Celso Placido, diretor de Investimentos da Warren, aponta ainda que está em andamento uma migração de investimentos de países emergentes considerados mais arriscados, como a China, a Rússia e a Turquia, para o Brasil. Os motivos vão desde a guerra na Ucrânia aos lockdowns na China, passando por problemas políticos específicos de cada nação.

“Quando você compara o Brasil aos outros países, eles também estão extremamente baixo, mas no caso brasileiro os dividendos das empresas estão muito superiores às medias históricas, diversas grandes empresas pagando na casa de dois dígitos, extremamente interessante, mesmo com a taxa Selic também elevada”, afirma.

As origens do desconto

Entretanto, mesmo com essa combinação de fatores favoráveis, o Ibovespa não apenas está distante do valor ideal esperado pelo mercado, que chega a superar os 120 mil pontos, como intensificou as quedas e chegou ao menor patamar desde novembro de 2020.

Raphael Figueredo afirma que esse desconto crescente é comum a todos os mercados emergentes, e está ligado a uma aceleração das taxas de juros ao redor do mundo. Os Estados Unidos, por exemplo, iniciaram um ciclo de elevação em março deste ano, e em junho aumentaram os juros em 0,75 ponto percentual, maior valor desde 1994.

Países como Inglaterra, Canadá, Austrália e Hungria também começaram a subir os juros, e o Banco Central Europeu (BCE) iniciará o seu ciclo de alta em julho.

Somado a isso, as pressões inflacionárias da guerra na Ucrânia e de novos lockdowns para conter a pandemia na China geram ainda mais pessimismo, e derrubam os mercados.

Esse contexto, segundo Barbosa, aponta que os múltiplos das empresas “refletem preços de crise, mesmo sem estarmos em uma crise. Temos juros altos, lucros subindo e uma desconfiança com a nossa economia, com problemas desde 2014 somados a incertezas com a eleição”.

“O mercado está super pessimista com o Brasil, mesmo antes dos Estados Unidos subirem juros, então a bolsa brasileira está extremamente barata, ela já precifica uma crise sem ter tido, ao contrário do mercado norte-americano, que começou a contrair agora”, afirma o sócio da Nord Research.

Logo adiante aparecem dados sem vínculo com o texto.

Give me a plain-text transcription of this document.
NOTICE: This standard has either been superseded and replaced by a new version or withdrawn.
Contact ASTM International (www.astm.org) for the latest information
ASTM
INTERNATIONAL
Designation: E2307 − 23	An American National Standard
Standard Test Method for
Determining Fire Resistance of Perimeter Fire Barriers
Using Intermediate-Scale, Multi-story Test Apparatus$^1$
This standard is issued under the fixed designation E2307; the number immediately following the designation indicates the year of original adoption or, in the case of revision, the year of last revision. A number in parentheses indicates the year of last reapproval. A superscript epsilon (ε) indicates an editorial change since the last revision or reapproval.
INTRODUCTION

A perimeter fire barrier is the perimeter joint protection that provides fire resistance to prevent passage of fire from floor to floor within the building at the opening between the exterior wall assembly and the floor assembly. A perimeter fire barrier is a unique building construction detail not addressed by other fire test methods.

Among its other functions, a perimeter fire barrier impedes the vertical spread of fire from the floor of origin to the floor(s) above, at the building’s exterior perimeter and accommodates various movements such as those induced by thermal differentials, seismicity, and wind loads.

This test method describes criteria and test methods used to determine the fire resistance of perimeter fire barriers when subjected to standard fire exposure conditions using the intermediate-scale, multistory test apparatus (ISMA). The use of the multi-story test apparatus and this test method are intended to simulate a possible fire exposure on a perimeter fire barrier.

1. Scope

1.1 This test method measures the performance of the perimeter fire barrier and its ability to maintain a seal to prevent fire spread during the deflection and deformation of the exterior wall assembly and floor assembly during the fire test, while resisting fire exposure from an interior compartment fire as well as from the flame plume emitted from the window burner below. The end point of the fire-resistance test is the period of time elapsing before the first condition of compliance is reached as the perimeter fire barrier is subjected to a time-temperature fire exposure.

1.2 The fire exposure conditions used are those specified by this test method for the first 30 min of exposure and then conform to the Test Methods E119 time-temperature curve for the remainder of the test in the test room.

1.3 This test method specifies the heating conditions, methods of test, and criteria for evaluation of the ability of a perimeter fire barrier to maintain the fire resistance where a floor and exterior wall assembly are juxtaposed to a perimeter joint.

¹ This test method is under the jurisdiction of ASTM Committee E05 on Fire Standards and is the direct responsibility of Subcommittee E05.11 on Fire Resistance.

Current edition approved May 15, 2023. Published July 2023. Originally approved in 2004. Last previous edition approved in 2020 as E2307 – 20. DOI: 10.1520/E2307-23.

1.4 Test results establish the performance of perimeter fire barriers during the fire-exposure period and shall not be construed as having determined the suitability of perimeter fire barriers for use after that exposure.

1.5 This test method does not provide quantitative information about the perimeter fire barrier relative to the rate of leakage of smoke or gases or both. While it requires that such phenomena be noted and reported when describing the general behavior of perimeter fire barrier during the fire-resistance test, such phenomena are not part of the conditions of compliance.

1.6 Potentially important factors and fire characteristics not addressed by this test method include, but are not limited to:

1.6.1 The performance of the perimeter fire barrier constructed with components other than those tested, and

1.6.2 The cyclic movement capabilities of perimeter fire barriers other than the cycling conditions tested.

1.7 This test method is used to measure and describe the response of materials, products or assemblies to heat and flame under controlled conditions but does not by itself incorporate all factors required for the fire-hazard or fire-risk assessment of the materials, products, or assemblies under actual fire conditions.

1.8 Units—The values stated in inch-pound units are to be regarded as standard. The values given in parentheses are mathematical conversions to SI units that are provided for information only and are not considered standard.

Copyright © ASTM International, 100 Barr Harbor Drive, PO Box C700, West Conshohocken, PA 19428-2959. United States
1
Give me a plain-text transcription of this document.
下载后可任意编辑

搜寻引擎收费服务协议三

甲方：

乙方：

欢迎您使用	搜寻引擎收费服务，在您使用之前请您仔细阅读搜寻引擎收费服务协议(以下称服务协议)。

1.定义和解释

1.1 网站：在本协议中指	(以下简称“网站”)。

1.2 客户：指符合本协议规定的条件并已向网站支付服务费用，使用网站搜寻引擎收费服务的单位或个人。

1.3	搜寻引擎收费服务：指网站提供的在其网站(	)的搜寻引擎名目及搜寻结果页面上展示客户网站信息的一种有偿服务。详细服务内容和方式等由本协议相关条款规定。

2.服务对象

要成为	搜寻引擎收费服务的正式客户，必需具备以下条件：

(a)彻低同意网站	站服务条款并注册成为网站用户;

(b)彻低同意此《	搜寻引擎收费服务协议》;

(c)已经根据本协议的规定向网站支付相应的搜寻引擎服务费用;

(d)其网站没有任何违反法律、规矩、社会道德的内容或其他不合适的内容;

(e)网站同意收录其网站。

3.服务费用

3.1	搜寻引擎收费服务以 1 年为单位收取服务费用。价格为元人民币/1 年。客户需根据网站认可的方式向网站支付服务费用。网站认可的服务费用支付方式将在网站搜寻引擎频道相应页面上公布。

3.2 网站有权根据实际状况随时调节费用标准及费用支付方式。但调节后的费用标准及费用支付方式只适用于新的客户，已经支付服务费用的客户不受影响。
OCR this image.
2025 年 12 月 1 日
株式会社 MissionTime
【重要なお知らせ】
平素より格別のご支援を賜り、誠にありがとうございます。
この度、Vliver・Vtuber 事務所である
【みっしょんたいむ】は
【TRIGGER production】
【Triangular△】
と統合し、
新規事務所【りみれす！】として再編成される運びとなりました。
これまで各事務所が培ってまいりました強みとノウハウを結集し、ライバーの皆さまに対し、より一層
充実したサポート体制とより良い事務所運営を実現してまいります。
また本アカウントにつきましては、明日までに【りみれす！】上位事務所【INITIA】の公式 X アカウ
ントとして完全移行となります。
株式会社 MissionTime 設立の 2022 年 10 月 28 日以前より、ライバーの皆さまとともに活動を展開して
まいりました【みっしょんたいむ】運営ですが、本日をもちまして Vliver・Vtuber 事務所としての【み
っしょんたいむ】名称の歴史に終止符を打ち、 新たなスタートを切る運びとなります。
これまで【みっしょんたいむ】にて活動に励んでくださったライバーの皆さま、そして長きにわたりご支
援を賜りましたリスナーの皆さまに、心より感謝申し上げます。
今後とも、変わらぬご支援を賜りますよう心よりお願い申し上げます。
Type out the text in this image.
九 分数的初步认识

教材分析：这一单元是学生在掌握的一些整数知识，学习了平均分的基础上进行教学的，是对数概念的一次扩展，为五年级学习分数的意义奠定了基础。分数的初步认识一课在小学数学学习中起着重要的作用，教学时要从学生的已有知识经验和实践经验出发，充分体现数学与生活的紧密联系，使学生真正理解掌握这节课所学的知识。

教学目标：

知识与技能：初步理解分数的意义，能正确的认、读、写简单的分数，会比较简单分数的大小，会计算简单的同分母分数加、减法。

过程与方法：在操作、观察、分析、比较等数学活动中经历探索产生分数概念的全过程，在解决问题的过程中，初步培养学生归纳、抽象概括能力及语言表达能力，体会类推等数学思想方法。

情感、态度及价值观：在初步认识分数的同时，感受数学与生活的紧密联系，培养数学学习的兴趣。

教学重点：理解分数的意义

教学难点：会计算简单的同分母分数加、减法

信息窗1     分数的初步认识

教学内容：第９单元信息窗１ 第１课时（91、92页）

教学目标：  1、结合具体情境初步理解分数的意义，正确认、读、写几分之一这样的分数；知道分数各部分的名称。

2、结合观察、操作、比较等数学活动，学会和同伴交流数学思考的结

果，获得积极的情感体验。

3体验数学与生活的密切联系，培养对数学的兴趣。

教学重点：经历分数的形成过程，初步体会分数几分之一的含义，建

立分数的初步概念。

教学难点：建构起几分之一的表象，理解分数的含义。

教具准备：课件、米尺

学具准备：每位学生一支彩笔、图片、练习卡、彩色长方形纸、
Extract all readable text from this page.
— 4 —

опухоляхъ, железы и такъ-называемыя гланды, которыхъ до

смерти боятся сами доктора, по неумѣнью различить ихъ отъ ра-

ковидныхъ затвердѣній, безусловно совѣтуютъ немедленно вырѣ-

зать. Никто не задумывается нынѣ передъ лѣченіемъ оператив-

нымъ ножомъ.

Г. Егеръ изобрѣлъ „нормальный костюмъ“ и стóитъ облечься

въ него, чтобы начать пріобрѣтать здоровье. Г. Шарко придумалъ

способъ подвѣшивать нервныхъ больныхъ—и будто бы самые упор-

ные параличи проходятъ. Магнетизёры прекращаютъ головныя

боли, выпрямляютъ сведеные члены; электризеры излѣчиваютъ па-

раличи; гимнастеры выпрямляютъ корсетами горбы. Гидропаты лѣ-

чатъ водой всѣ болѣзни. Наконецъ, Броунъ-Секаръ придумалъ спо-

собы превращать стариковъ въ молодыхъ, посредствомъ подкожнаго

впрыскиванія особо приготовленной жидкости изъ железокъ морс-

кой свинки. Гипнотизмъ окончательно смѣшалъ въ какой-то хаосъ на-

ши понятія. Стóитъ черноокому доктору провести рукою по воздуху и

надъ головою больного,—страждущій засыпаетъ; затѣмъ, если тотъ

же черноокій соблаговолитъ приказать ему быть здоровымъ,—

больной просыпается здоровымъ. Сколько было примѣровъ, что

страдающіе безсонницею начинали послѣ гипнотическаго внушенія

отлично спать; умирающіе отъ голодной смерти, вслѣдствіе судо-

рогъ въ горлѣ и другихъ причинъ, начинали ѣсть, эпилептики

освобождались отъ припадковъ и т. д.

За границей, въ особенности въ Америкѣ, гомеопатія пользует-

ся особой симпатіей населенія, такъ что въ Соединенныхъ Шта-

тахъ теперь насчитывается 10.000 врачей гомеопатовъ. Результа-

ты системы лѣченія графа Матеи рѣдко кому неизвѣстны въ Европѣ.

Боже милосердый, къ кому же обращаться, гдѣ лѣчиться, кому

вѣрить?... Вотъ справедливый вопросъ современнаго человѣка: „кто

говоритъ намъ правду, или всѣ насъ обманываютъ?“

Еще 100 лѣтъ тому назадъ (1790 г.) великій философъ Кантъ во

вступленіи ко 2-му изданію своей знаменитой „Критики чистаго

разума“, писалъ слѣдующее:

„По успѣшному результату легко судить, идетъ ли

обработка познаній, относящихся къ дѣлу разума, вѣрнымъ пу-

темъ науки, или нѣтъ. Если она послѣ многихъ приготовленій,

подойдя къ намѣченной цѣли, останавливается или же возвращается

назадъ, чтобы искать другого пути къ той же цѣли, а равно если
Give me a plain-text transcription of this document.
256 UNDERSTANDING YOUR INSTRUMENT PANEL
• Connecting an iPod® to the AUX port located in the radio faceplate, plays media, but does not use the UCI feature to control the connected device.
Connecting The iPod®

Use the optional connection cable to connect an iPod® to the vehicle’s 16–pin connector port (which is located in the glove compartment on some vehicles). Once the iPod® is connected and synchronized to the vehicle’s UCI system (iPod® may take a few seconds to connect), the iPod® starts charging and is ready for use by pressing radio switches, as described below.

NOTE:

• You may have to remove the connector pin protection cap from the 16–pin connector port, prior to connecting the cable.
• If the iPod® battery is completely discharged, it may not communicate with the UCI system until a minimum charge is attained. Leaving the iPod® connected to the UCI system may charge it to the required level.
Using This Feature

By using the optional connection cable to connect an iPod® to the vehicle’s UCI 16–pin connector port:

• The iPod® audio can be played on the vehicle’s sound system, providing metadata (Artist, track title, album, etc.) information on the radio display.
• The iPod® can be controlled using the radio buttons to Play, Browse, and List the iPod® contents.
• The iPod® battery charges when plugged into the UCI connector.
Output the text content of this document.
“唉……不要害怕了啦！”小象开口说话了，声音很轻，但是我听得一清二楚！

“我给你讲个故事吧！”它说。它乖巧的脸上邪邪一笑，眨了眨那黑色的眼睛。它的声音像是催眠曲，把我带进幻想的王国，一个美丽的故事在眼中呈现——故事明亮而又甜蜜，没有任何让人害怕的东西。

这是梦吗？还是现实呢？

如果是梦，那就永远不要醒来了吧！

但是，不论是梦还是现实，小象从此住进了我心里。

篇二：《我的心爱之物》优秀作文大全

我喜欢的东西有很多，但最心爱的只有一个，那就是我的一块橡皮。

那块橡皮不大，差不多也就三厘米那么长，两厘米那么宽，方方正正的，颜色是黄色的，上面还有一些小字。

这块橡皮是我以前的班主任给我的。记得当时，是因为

Mesmo assim, Figueredo avalia que “nós temos uma capacidade de absorver melhor esse fluxo de capital estrangeiro, porque somos exportadores de taxa de juros, e quando a gente absorve esse fluxo, quando o dinheiro já vem pro brasil, as oportunidades acabam se espalhando para as demais companhias, por isso acredito que o Ibovespa, mesmo sofrendo no curto prazo, em função deste momento, deve atrair fluxo mais pra frente pelo desconto atual”.

Apesar das perspectivas cada vez mais pessimistas a nível global, o analista projeta que a bolsa brasileira ainda deve ter em 2022 uma das melhores, se não a melhor, performance entre os mercados emergentes.

Já Celson Placido destaca que é importante ter uma perspectiva de longo prazo ao pensar no potencial da bolsa, indo além do “cenário catastrófico” atual que combina inflação recorde e juros em alta. Sob essa ótica, o mercado brasileiro tem potencial para subir.

“A gente tem empresas exportadoras, somos o celeiro do mundo, temos commodities tanto da parte de alimentos, como soja, milho, proteína, e metálicas, além do próprio petróleo. Então, o Brasil acaba se beneficiando sim desse processo de realocação de ativos no mundo em relação aos emergentes”, diz.

Brasil atraente

Em entrevista ao diretor do CNN Brasil Business, Fernando Nakagawa, o presidente do Banco Interamericano de Desenvolvimento (BID), Mauricio Claver-Carone, afirmou que investidores estrangeiros estão confiantes com os negócios no Brasil, e que o real é a moeda mais subvalorizada atualmente no mundo.

“A economia está crescendo, estão acontecendo novas inclusões no mercado. O que estamos vendo agora é uma derrocada da China e uma ascensão do Brasil”, destacou.

Mauricio Claver-Carone ressaltou a entrada de capital no Brasil em detrimento da preferência pelos mercados chineses.

“Pela primeira vez nas nossas vidas, estamos vendo dinheiro saindo da China e entrando no Brasil, um destaque nos mercados emergentes nos quais os chineses são referência”, pontuou.

“Está entrando investimento no Brasil em um nível recorde”, concluiu.